Experimental writing isn’t thrown out with brute force, it’s thrown out with the pathos of the understanding, yet ultimately intolerant. Like when the Icelandic police a few days ago „removed“ two dozen gypsies from Reykjavík – by showing up in police uniforms, giving them plane-tickets and driving them to the airport. Officially noone was deported, officially noone was forced to go anywhere – even though it seems the police hinted that they could deport the gypsies if needed – but still they went. Apparently there was a need to clear the streets of musicians for the Reykjavík Art Festival, that has just started.
The same social-democratic-postmodernist/diet-fascist – or whaddyawannacallit – approach is used on anything else that annoys the precious middle classes, the burgeoning structural enthusiasts that now populate Iceland to such an extent that rebellion doesn’t only seem hard, it seems futile. Like storming city hall is pointless for todays revolutionaries – the powers that be don’t need no city hall. And picking apart language as if it were a grandfather clock, is not really either a practice anyone hands out Nobel prizes for. But yet it seems that ever more poets find a calling within exactly those structures, or non-structures, of taking language apart and putting it back together, inverted or otherwise malformed. It is what defines most experimental poetry, and to a lesser extent probably almost all poetry worthy of the name. From TS Eliot to the L=A=N=G=U=A=G=E poets to the Flarfists, from the silliest of slam-poets to the Four Horsemen.

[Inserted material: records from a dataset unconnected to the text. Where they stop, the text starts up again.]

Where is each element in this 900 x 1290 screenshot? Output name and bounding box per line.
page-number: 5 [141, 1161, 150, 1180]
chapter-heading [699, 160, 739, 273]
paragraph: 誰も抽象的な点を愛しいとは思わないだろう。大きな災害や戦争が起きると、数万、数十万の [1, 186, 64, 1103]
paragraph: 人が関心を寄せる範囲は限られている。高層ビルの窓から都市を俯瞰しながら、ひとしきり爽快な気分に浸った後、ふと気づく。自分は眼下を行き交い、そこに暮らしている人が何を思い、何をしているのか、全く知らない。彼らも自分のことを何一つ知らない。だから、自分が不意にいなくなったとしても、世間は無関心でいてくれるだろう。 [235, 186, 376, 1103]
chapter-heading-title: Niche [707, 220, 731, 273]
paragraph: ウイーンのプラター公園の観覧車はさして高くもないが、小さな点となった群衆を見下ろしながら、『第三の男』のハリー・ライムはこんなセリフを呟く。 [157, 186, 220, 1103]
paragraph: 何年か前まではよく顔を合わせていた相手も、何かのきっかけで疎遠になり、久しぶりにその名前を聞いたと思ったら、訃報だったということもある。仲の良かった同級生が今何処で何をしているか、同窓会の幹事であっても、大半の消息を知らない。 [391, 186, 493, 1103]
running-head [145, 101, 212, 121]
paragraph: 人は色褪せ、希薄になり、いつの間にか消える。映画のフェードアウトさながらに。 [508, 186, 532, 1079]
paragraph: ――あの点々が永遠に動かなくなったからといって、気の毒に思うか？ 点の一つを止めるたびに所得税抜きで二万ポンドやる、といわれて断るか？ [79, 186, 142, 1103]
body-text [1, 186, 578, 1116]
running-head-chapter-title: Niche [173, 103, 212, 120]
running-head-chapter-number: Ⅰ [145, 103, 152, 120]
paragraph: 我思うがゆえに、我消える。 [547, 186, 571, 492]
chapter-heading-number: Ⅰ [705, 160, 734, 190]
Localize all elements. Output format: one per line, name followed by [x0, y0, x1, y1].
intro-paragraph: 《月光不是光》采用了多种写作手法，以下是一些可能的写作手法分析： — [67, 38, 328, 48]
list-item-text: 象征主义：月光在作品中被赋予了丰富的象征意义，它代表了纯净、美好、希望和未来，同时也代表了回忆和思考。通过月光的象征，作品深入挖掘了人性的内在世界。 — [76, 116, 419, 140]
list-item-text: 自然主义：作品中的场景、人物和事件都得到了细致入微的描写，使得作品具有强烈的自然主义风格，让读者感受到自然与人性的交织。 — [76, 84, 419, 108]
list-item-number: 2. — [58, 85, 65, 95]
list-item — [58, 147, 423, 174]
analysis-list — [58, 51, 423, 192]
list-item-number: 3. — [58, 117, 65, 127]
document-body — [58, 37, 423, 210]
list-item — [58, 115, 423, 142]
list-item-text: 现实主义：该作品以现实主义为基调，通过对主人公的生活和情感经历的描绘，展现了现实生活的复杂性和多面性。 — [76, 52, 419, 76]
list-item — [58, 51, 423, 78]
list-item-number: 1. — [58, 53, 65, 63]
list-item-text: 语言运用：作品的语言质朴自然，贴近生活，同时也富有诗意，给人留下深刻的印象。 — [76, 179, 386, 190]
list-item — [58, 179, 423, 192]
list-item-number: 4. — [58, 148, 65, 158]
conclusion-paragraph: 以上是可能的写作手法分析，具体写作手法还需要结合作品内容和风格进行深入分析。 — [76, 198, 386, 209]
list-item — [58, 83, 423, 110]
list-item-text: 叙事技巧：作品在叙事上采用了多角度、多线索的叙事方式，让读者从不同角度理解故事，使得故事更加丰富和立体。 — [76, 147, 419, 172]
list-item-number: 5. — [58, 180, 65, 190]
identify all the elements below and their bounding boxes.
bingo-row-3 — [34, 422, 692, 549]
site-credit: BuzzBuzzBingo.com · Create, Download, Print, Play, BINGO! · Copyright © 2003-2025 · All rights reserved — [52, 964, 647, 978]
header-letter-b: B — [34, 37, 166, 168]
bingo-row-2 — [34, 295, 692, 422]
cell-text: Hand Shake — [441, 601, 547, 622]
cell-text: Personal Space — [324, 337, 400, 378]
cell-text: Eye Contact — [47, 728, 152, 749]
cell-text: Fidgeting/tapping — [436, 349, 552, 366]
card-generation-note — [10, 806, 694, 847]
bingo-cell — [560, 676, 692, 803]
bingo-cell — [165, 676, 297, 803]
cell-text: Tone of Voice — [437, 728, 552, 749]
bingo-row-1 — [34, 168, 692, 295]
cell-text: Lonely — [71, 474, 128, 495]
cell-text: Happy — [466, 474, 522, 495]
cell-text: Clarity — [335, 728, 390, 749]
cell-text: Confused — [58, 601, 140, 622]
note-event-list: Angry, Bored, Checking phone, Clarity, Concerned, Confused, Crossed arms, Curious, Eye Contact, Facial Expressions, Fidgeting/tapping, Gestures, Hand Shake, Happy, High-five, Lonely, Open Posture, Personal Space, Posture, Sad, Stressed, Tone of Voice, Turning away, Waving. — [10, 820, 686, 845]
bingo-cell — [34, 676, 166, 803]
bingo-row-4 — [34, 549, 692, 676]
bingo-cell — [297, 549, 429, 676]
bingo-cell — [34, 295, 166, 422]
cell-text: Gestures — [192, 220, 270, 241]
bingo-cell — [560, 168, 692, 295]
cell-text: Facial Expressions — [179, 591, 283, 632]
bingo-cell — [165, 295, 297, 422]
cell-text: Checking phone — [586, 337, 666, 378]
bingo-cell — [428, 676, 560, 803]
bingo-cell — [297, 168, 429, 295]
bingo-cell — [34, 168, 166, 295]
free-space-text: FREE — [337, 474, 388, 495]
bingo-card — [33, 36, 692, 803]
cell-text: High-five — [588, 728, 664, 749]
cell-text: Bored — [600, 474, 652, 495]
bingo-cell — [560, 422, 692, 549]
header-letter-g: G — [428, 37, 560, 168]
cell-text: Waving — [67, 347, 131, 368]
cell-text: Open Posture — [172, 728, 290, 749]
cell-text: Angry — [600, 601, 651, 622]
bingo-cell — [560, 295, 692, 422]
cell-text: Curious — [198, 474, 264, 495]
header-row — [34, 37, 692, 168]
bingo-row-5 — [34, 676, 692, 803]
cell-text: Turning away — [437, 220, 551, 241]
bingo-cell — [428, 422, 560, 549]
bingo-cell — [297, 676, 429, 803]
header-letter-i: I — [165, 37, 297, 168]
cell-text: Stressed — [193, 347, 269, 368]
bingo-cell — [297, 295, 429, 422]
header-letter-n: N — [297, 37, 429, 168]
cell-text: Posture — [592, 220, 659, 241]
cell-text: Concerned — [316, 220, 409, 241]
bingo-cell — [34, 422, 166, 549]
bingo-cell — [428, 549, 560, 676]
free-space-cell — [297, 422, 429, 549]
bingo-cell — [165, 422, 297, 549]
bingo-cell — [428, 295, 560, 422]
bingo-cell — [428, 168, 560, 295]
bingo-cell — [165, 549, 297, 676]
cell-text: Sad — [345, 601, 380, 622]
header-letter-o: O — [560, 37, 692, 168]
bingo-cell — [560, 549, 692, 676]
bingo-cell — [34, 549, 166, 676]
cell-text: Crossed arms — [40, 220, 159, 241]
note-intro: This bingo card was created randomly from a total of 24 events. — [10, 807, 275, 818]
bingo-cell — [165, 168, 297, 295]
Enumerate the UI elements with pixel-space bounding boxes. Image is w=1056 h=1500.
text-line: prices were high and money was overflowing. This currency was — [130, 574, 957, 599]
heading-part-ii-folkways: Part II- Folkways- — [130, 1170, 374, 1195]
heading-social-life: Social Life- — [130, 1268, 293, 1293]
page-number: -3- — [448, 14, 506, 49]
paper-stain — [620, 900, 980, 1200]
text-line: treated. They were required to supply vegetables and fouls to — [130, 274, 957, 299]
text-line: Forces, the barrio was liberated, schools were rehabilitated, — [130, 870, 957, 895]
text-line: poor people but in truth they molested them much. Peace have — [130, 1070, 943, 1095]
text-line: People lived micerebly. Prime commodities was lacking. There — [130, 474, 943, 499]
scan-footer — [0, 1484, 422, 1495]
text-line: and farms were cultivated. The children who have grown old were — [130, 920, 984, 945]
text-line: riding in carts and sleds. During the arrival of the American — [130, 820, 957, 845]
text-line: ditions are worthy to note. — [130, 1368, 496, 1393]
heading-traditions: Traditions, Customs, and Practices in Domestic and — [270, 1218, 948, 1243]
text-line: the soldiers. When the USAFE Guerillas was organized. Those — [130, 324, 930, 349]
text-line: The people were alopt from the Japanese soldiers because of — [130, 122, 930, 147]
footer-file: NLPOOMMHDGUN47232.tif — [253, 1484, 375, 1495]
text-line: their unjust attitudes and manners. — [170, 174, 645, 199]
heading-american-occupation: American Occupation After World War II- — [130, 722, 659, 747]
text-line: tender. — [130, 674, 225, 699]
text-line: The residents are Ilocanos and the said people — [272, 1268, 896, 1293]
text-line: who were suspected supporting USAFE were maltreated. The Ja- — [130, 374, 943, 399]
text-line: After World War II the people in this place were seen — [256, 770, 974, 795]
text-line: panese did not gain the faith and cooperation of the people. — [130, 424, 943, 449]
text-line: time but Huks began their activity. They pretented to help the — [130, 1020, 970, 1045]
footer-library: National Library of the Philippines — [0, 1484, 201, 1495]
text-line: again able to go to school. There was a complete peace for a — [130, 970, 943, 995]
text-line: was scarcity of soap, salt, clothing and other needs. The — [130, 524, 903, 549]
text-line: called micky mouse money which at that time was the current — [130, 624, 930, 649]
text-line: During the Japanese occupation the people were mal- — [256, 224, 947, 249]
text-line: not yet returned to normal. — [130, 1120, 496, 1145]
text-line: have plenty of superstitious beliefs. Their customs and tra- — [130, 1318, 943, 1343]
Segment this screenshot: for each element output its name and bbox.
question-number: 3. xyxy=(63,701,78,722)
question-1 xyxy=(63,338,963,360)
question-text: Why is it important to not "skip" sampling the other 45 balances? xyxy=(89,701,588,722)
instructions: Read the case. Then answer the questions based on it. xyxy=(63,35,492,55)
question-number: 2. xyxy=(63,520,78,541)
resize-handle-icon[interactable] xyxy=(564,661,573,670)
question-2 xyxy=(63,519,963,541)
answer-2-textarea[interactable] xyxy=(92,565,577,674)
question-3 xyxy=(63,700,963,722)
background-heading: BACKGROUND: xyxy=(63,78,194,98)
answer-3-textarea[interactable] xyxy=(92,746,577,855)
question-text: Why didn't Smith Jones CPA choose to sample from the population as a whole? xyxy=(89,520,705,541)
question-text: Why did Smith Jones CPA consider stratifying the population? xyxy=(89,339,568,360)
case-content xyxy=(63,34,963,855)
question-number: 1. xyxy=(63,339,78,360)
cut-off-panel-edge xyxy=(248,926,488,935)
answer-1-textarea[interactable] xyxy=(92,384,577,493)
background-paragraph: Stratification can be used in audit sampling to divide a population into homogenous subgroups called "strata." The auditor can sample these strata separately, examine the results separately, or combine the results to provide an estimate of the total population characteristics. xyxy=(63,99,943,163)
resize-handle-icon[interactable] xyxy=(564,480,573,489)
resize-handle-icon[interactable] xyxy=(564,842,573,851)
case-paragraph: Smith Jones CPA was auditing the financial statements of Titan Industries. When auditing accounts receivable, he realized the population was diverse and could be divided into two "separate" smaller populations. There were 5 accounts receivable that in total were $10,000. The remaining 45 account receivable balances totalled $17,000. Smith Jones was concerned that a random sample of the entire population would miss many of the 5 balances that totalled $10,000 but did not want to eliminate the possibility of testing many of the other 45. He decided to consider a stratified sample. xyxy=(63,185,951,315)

The infinities of the world, every word and every meaning, all the meanings behind every word and all the words behind every meaning, have been divided into categories of right and wrong, and questioning those categories is nigh pointless – the machine will in all probability have it’s way. Yet, it’s probably the only possible course of action for anyone who actually cares for a language or for language itself.
(This text was written as a mini-lecture for the seminar Alternativ publicering/litterær innovation in Biskops Arnö, Sweden, 10.-13. may, 2007 - but never read, since I was displeased with it, and decided these ideas needed much more than the 15 minutes given in Sweden. This will probably be expanded upon at some later date --- Instead I wrote another mini-lecture, about Nýhil and Tíu þúsund tregawött).